Generally, water extract exhibited varied types of active metabolites with two phenolics, coumari and flavonoid which could have synergetic activity against SARS-CoV-2. The increased activity of water extract could be attributed to a high concentration of polar molecules, particularly phenolic compounds with high antioxidant and antiviral properties [42]. Again, the presence of coumarin and flavonoids contributed to antiviral activity which havebeen reported by other studies to have high antiviral activity against SARS-CoV-2 [43, 44].

The presence of 2,4-di-tert-butylphenol in water extract could have contributed to activity against SARS-CoV-2, which is reported by other studies [4546] and presence of 7,8-Dihydroxy-4-methylcoumarin and 2,3, 6-trimethoxyflavone in the same extract have increased activity against SARS-CoV-2, which was reported to have antioxidant properties [47, 48], enhancing viral inhibition.

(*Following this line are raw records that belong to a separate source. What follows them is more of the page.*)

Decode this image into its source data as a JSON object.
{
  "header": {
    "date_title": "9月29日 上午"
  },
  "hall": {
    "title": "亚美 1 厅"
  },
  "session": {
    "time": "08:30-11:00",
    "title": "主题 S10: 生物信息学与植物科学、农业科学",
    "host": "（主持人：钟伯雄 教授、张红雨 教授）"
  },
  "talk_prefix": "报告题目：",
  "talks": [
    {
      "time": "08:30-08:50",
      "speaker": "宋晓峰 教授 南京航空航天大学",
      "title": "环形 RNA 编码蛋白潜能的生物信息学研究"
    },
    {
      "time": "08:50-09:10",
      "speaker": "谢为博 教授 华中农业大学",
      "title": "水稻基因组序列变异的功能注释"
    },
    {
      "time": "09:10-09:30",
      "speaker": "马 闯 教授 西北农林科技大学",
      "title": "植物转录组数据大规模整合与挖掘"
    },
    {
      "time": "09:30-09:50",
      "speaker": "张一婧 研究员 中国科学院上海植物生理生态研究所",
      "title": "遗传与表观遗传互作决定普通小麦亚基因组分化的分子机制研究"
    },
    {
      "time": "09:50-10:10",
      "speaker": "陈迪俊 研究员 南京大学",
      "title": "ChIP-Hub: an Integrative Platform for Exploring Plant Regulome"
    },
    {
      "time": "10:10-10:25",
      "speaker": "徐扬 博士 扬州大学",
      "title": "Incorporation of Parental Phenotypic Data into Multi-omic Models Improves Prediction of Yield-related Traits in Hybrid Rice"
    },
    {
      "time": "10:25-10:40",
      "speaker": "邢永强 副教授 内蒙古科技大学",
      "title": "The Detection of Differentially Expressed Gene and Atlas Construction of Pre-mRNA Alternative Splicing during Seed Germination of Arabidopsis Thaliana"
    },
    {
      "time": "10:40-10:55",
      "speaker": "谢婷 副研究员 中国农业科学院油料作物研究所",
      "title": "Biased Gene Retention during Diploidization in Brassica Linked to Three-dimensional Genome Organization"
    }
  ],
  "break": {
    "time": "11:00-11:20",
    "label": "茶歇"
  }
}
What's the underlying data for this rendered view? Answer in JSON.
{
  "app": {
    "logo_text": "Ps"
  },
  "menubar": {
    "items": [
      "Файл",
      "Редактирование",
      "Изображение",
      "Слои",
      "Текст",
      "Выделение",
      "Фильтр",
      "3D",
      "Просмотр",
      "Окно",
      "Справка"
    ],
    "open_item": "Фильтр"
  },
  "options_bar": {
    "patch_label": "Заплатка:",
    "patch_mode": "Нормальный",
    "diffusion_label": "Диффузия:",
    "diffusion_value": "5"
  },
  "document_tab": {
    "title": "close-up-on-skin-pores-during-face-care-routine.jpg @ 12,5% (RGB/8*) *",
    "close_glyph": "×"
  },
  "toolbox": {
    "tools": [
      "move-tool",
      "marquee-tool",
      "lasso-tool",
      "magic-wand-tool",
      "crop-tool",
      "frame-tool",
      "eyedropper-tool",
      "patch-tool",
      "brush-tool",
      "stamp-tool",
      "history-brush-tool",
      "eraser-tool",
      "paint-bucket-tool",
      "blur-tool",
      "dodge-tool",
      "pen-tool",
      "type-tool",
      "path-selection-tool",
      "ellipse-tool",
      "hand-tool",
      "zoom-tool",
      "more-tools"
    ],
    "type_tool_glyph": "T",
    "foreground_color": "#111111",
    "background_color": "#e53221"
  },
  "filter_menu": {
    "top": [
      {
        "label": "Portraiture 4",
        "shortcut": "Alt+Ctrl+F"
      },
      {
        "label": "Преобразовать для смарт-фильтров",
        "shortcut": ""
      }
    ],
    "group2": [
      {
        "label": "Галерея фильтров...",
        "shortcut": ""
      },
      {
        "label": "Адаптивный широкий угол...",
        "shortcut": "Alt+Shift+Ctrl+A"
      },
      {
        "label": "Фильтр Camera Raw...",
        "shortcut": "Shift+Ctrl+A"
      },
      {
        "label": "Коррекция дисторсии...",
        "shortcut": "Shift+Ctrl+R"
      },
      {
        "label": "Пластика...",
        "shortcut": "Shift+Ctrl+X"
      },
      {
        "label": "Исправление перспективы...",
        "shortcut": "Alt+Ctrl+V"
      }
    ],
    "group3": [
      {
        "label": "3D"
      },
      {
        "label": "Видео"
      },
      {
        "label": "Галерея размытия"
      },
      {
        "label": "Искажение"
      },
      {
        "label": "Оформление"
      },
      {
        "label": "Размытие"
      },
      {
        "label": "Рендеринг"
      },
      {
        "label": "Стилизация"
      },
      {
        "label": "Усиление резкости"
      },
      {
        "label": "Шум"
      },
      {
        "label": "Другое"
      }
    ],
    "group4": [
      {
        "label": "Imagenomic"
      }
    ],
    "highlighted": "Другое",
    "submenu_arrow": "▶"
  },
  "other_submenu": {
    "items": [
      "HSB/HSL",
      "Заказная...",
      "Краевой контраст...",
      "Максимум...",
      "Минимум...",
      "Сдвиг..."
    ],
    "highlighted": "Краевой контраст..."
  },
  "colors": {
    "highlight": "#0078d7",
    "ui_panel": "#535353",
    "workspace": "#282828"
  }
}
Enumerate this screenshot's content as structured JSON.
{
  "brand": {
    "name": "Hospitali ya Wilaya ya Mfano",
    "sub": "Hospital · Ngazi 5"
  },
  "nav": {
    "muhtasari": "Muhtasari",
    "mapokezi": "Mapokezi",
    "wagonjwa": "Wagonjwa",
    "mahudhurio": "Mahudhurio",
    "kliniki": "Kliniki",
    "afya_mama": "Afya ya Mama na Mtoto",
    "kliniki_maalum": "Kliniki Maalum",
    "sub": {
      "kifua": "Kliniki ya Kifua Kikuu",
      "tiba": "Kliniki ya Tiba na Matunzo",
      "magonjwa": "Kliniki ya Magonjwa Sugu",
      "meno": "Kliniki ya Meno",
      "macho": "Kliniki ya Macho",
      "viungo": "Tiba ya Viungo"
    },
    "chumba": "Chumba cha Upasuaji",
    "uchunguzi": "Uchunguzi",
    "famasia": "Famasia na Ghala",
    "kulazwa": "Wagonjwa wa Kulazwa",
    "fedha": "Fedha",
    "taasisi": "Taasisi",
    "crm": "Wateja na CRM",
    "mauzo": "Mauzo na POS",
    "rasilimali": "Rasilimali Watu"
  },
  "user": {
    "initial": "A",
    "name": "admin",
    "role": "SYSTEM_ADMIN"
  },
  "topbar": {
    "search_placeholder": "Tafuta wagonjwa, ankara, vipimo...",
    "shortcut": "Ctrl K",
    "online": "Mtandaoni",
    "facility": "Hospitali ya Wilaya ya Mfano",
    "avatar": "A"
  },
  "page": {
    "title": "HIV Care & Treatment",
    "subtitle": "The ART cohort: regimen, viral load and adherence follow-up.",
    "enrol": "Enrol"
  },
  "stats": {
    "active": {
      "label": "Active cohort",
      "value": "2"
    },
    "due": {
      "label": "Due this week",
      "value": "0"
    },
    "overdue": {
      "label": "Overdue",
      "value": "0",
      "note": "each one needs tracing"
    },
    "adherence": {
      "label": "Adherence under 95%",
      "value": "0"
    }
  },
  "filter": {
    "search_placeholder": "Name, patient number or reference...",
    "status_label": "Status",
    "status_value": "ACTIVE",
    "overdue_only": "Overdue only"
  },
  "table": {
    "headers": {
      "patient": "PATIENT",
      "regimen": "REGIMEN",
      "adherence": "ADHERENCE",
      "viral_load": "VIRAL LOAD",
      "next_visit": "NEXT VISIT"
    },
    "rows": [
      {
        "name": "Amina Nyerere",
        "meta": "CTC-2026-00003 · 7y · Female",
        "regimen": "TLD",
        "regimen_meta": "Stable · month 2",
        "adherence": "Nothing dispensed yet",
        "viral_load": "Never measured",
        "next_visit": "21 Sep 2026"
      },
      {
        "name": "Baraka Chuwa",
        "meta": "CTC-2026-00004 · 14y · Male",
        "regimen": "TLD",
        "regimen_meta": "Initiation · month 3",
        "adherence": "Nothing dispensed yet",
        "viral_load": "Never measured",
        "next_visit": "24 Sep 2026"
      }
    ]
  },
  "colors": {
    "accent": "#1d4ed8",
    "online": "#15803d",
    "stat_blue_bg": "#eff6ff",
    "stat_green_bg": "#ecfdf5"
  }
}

In addition, 4-formyl-2-methoxyphenyl propionate was also identified in water extract which has various pharmacological uses including anticardiovasular, antioxidant and anti-inflammatory [49] that would have enhanced inhibition in SARS-CoV-2 B1. Other studies revealed that plants and foods with antioxidants are used for treatment of early stages of COVID-19 [50, 51]. It was also revealed that antioxidant combat viral infection through boosting immune system for protection against SARS-CoV-2 [52]. Recent study in Egypt revealed that medicinal plants have possessed high active metabolites for inhibition of Coronavirus [53]. The results from this study are supported by previous works that revealed the antiviral activity of herbal medicines though ant oxidation, anticoagulation and anti-inhibitory activity of natural phenolic compounds [54,55,56]. Several efforts toward discovery of SARS Cov-2 have been investigated though preclinical and clinical trials [57]. The findings showed high in vitro antiviral and, the cytotoxicity of B. abyssinica extracts and fractions that justifies the use of plant for medicinal purpose and could be potential agent for clinical trials in Tanzania.

Conclusion

This study discovered the presence of four active compounds in Bersama abysinica water extract which possessed the novel antiviral activity against SARS-CoV-2 Delta B1 by 75% viral inhibition with no cytotoxicity effect on cells. The ethylacetate fraction of B. abyssinica leaves also showed 50% inhibition of viral activity in vitro, indicating the high potential of these substances as future anti-viral/anti-microbial agents. We therefore recommend isolation of active compounds for further profiling and development with a broader concentration range with twofold dilutions. We further recommend studies that determine the antiviral activity of extracts of all extracts and compounds of B. abyssinica on other viral pathogens of clinical concern.